Empowering Health Care Consumers

Project Title

Empowering Consumers in an Era of Hospital Consolidation

Grant Amount


Priority Area

Empowering Health Care Consumers

Date Awarded

June 14, 2021








Provider consolidation in New York’s health care delivery system is raising concerns about reduced competition, higher prices, reduced access, and restricted consumer choices.

Some acute care hospitals have closed or downsized, while others have merged into large regional health systems. There are few free-standing, independent hospitals left, and newer forms of health providers, such as ambulatory surgery centers and urgent care centers, are proliferating. Although these newer options can fill some access gaps, they are less available to lower-income patients. Despite the stakes involved with provider consolidation, affected patients and communities have little say in New York State’s regulation of health facilities, including the Certificate of Need (CON) process, which governs the establishment, construction, and renovation of health care facilities. The Women’s Health Program (WHP) of Community Catalyst is dedicated to equipping consumers with the skills to influence decisions that affect health care access and delivery. Under previous NYHealth grants in 2016, 2017, and 2020, WHP and Community Catalyst made great strides in advocating for greater transparency and consumer engagement in proposed hospital closures and mergers. In 2021, NYHealth awarded WHP a grant to further develop models for consumer engagement in the State’s CON process.

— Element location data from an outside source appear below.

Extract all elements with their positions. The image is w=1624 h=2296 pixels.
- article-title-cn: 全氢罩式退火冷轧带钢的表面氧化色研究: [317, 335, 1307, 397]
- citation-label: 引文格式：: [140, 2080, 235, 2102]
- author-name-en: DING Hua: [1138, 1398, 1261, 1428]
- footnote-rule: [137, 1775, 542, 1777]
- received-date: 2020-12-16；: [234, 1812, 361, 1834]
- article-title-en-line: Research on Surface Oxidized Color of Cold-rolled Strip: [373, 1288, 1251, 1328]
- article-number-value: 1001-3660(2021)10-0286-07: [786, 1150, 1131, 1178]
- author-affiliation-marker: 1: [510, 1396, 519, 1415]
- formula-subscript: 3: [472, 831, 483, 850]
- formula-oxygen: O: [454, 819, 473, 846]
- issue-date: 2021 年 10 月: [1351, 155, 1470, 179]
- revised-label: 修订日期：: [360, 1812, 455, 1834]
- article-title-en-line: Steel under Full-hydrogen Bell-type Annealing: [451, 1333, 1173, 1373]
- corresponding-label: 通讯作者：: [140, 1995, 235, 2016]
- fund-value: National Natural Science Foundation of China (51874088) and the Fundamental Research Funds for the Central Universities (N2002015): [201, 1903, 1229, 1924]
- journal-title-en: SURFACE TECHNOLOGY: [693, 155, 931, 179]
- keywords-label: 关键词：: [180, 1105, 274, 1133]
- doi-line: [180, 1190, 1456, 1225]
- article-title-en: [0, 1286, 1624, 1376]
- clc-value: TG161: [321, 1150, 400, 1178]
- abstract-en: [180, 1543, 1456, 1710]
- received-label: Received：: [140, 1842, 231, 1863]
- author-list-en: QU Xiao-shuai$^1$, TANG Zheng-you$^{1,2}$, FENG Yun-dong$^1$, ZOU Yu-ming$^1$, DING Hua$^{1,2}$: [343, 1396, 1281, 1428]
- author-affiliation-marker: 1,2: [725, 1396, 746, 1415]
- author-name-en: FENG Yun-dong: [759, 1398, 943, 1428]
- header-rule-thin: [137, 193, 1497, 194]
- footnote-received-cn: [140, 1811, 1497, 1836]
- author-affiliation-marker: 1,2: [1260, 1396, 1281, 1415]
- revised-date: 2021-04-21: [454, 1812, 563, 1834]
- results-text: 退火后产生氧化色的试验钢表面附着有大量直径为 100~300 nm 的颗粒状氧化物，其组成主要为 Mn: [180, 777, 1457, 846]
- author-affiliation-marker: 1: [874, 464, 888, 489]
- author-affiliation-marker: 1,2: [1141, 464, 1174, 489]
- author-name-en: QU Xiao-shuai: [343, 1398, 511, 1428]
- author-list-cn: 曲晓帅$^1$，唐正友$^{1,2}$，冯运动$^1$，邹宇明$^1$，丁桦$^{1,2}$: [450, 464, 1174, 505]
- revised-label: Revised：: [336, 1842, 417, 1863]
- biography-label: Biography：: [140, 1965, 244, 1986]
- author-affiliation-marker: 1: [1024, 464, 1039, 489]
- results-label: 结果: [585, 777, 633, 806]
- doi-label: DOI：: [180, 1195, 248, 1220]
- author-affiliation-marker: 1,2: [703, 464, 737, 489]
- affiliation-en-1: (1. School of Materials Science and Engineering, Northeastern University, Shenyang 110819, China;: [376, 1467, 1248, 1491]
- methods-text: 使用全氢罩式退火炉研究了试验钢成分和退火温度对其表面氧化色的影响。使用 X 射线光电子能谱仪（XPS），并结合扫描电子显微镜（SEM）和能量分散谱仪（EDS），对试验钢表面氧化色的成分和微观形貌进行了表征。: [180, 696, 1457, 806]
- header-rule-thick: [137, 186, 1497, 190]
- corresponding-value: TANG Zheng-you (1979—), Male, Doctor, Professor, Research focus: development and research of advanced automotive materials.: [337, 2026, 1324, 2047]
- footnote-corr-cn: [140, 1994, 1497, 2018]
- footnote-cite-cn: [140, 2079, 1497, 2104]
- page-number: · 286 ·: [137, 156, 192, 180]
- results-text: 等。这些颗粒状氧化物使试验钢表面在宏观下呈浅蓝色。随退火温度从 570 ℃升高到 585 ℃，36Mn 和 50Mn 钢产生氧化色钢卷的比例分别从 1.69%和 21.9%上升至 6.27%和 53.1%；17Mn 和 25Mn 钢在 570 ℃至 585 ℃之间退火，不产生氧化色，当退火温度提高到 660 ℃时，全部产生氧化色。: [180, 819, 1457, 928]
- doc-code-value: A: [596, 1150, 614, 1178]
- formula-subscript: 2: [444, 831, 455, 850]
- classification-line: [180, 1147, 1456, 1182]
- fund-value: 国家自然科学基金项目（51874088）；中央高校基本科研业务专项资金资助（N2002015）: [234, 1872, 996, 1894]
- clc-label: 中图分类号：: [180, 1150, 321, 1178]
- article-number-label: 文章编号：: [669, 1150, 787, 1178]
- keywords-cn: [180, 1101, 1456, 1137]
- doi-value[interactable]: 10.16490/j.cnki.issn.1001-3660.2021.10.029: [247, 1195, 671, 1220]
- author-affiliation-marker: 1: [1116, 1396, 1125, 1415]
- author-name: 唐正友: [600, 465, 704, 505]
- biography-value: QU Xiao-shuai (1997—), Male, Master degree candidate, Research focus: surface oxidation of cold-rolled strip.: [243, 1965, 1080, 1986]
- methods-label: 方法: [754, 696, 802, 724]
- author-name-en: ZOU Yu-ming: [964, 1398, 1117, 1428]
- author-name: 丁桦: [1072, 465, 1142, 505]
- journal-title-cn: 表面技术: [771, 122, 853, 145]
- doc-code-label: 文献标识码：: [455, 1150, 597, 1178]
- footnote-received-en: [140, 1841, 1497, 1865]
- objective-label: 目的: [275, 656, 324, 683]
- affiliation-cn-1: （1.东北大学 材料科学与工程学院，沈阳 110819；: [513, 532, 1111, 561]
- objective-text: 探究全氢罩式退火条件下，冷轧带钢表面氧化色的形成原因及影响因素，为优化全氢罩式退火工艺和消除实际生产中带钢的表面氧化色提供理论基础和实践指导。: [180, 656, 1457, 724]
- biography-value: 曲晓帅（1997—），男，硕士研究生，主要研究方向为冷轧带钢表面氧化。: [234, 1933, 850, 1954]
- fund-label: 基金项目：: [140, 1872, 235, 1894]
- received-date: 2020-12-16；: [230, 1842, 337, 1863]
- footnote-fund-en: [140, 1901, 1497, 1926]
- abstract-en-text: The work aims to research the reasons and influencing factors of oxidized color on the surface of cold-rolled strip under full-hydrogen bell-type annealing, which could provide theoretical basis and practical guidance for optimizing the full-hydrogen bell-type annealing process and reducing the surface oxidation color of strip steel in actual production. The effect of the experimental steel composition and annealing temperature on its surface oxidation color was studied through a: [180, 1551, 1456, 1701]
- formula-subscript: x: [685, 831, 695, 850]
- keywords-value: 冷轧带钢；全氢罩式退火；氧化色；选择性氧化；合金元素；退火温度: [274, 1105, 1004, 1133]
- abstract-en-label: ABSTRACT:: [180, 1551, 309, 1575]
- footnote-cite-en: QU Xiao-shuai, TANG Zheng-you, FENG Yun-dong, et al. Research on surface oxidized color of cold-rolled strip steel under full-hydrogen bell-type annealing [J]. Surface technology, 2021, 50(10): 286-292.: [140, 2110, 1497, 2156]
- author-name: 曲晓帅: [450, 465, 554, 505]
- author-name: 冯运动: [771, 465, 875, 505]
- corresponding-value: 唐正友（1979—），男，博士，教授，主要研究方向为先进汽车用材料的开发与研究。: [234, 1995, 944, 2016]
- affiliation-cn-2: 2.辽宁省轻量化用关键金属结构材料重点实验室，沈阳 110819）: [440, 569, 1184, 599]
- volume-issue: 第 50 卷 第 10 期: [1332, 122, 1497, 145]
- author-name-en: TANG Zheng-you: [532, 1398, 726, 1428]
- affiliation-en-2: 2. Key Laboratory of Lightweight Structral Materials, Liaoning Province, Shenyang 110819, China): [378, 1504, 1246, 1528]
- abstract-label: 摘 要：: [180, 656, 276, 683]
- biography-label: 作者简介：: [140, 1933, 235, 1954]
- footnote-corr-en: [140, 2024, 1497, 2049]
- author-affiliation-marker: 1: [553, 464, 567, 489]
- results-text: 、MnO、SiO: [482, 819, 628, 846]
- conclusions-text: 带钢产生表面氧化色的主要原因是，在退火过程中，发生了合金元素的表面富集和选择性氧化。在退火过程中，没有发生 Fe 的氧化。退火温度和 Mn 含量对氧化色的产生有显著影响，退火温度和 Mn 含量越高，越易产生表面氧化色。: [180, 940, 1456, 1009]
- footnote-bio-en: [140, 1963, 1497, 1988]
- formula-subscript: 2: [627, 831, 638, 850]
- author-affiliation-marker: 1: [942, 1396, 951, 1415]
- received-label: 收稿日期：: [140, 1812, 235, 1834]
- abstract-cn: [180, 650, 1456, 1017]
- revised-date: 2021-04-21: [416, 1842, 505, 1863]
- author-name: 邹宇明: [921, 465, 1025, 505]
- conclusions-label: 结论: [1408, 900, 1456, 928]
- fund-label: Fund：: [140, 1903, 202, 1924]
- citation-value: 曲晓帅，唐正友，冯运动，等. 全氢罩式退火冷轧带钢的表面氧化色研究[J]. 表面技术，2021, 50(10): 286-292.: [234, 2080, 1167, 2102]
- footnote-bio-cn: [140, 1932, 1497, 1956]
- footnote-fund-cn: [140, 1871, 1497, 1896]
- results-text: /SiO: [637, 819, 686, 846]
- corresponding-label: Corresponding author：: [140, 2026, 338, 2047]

Under this grant, WHP worked in partnership with a team of New York State consumer health allies to empower affected consumers and made them a bigger part of decision-making. It engaged coalitions in communities that are facing consolidation proposals. WHP conducted outreach to increase consumer awareness of the changes and created channels to solicit community input before the CON application is submitted to the State. Once the CON application was submitted, WHP assessed implications for the community such as access to care, quality, and costs. It conducted educational workshops, coached community members on effective messaging, launched a social media campaign to encourage public comments, and organized forums for consumers to support or oppose aspects of proposals. To support other communities replicating this work, WHP documented the community engagement models and best practices, developing a how-to guide that will include examples of community health needs assessments, sample agendas, model presentations, an explanation of the CON process, and examples of comments and testimony. It disseminated the toolkit broadly through webinars and presentations; social media channels; blog postings and e-mail blasts; and its strong network of health advocacy organizations.